AMD occurs in two forms. Wet (vascular) and dry (atrophic). Although only ten percent of all people with AMD have wet AMD, it is responsible for the vast majority of severe, AMD-related vision losses. As dry AMD worsens, new blood vessels may begin to grow and cause wet AMD. Because these new blood vessels tend to be very fragile, they will often leak blood and fluid under the macula. This causes rapid damage to the macula that can lead to the loss of central vision in a short period of time.
Dry AMD affects the other ninety percent of cases. The earliest sign of dry AMD is the development of waste material deposits, called drusen, that appear as tiny orange or yellow dots among the retinal pigment epithelial cells. These deposits are initially tiny and few in number, but they may grow larger and become more numerous. Scientists are still not sure what causes dry AMD. Studies suggest that an area of the retina becomes diseased, leading to the slow breakdown of the light-sensing cells in the macula and a gradual loss of central vision.

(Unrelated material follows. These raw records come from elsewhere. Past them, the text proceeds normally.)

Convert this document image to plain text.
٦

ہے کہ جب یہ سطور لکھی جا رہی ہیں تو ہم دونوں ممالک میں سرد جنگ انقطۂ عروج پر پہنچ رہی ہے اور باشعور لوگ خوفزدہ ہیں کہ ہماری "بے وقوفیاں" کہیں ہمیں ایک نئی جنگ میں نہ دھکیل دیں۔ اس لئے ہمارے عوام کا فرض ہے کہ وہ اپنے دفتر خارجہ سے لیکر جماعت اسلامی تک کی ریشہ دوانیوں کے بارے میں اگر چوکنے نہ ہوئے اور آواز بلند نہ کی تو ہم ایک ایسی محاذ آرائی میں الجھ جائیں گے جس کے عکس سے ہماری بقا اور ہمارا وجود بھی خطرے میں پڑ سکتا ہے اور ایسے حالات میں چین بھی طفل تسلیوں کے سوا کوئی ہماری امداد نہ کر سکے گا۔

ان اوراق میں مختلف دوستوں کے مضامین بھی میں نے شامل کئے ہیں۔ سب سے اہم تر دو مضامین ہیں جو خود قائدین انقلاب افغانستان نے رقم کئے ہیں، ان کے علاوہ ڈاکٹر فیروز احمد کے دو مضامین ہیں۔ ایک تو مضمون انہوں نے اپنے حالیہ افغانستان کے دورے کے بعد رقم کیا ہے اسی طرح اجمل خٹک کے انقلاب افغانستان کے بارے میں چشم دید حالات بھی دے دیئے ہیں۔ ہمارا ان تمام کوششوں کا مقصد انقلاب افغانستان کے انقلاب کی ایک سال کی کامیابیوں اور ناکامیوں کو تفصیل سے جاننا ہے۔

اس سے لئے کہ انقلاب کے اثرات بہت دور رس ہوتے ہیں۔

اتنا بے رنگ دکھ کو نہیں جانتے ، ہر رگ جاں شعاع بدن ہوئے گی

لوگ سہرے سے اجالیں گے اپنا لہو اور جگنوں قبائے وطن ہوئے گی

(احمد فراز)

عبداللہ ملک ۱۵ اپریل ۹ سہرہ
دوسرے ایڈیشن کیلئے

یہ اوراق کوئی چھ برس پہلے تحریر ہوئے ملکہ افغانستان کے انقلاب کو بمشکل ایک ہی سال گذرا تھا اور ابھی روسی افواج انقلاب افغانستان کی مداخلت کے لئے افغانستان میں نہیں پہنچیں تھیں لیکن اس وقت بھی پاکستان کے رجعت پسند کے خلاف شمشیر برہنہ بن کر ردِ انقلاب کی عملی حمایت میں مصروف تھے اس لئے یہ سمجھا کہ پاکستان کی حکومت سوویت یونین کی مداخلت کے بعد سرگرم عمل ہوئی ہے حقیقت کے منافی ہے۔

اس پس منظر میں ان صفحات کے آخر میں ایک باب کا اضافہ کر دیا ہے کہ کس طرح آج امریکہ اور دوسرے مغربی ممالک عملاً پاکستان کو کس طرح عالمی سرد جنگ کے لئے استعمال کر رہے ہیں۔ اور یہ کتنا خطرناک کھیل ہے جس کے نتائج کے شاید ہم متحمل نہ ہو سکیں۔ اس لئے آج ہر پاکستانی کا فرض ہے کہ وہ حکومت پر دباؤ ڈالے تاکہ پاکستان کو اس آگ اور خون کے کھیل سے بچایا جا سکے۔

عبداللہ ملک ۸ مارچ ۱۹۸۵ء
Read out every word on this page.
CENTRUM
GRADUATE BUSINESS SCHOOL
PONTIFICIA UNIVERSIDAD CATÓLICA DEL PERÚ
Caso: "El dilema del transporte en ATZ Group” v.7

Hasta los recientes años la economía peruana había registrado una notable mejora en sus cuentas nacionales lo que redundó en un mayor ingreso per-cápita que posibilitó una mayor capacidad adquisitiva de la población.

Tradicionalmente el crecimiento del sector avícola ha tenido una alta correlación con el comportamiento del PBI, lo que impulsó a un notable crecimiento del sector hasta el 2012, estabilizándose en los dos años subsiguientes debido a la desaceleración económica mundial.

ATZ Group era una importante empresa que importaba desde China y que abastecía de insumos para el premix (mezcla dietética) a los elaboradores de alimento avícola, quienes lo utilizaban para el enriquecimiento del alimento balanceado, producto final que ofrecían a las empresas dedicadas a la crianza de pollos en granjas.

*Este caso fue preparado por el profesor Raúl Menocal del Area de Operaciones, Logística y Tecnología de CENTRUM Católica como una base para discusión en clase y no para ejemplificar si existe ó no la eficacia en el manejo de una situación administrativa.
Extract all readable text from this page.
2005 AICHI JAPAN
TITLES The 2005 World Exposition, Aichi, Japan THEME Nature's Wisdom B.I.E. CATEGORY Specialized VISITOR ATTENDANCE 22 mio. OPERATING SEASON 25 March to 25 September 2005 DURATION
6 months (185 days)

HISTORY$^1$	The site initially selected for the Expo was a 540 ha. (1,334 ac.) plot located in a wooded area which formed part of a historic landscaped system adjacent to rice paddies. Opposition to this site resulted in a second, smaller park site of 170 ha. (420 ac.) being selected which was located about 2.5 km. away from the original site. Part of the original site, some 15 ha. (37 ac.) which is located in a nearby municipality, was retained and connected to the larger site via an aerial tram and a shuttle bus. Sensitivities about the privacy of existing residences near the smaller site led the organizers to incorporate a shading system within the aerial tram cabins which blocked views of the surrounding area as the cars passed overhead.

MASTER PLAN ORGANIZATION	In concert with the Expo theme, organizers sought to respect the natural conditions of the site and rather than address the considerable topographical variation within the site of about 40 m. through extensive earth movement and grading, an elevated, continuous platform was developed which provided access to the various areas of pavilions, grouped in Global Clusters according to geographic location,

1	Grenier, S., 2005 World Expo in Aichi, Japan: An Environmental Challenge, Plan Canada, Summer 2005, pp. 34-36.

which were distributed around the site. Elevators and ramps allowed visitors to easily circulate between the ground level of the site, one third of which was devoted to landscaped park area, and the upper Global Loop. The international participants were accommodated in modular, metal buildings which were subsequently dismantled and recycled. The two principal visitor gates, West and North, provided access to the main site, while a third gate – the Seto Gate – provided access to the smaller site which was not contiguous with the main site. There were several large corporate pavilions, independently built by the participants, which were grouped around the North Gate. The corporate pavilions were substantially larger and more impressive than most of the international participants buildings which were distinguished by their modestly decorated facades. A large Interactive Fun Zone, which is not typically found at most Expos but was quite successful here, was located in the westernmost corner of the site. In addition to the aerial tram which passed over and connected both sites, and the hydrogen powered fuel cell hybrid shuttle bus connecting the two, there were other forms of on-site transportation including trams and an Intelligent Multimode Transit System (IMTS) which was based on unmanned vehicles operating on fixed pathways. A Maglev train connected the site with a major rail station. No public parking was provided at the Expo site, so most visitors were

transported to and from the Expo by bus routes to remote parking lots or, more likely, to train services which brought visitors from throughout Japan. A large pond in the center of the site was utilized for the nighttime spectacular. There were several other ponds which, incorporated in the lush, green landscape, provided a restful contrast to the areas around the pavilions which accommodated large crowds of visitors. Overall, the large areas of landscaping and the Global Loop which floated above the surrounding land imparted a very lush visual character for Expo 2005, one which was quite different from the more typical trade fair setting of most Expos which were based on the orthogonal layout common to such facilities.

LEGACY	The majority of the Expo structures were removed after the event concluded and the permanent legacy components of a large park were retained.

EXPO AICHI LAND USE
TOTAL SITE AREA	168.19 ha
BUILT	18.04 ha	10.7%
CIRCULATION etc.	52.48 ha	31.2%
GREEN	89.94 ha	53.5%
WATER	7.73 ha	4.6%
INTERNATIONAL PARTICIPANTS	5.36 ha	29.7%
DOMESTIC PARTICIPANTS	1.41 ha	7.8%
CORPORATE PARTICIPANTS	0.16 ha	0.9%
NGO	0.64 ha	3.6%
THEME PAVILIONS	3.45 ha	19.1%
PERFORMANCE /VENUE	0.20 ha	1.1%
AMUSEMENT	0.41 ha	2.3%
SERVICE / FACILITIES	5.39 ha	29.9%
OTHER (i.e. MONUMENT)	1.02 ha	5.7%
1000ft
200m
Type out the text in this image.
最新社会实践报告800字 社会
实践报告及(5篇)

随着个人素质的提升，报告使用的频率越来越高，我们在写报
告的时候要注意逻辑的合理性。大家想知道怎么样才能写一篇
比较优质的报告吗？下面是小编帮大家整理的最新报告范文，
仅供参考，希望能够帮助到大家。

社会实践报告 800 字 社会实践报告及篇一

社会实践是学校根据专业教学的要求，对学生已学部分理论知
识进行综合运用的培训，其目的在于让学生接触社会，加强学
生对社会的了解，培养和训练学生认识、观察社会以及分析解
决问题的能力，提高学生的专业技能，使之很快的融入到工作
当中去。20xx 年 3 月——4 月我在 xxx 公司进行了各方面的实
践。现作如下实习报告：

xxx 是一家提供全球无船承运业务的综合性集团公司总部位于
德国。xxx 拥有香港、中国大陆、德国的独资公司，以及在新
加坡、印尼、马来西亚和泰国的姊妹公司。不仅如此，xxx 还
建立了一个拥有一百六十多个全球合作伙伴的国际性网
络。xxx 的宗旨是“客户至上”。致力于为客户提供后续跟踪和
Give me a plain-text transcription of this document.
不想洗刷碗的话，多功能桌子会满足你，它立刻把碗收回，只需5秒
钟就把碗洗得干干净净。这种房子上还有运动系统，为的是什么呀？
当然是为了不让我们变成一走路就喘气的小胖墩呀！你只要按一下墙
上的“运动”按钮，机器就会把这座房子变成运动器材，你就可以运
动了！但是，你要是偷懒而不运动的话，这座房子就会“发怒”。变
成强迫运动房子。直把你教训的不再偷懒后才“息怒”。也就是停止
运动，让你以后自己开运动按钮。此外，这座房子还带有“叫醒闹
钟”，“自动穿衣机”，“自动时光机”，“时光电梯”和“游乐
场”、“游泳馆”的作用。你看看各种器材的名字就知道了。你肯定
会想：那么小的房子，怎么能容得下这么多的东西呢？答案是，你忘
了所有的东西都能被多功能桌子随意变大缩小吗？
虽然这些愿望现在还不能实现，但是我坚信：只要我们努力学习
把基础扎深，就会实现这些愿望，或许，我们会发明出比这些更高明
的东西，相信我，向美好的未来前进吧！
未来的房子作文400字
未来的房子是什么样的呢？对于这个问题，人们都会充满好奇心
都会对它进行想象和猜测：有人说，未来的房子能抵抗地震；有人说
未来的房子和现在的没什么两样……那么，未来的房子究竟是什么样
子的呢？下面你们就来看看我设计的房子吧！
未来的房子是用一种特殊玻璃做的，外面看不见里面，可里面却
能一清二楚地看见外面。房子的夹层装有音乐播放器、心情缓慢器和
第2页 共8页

Most cases of macular degeneration are age-related, meaning older people are more likely to have it. Risk factors include: being white or female, having a family member with AMD, smoking, high blood pressure, farsightedness and obesity. The exact causes are still unknown. Because the condition often runs in families, AMD may be hereditary.
The main symptom is central vision loss, which is gradual in dry AMD and sudden in wet AMD. Other symptoms include blurry or fuzzy vision, dark spots in the center of vision, difficulty reading or performing detail work; and seeing straight lines as wavy or bent.
No treatment currently exists for dry AMD. It has been suggested that taking certain extra vitamins and minerals may slow the progress of the disease. But this treatment needs much more research before scientists can know for sure if it’s helpful.
There are two FDA approved treatments available for wet macular degeneration: photocoagulation and photodynamic therapy.
Surgeons use laser photocoagulation to treat leakage that results from wet AMD. The laser beam burns abnormal blood vessels to seal the leakage. By slowing or stopping the leakage, the progression of macular degeneration is also slowed or stopped. Only about one-tenth of patients with wet AMD are candidates for this procedure.
Photodynamic therapy (PDT) is a minimally invasive outpatient procedure. The procedure involves a light-activated drug and low-intensity, or non-thermal, laser light. The eye is numbed with eye drops and a special contact lens is placed on the eye. The light-activated drug is then administered intravenously. The laser light is directed through the contact lens to the affected area of the retina and closes up leaky blood vessels. Patients may require recurrent treatments as often as every 3 months for the first year. After the first year, treatment is required less frequently.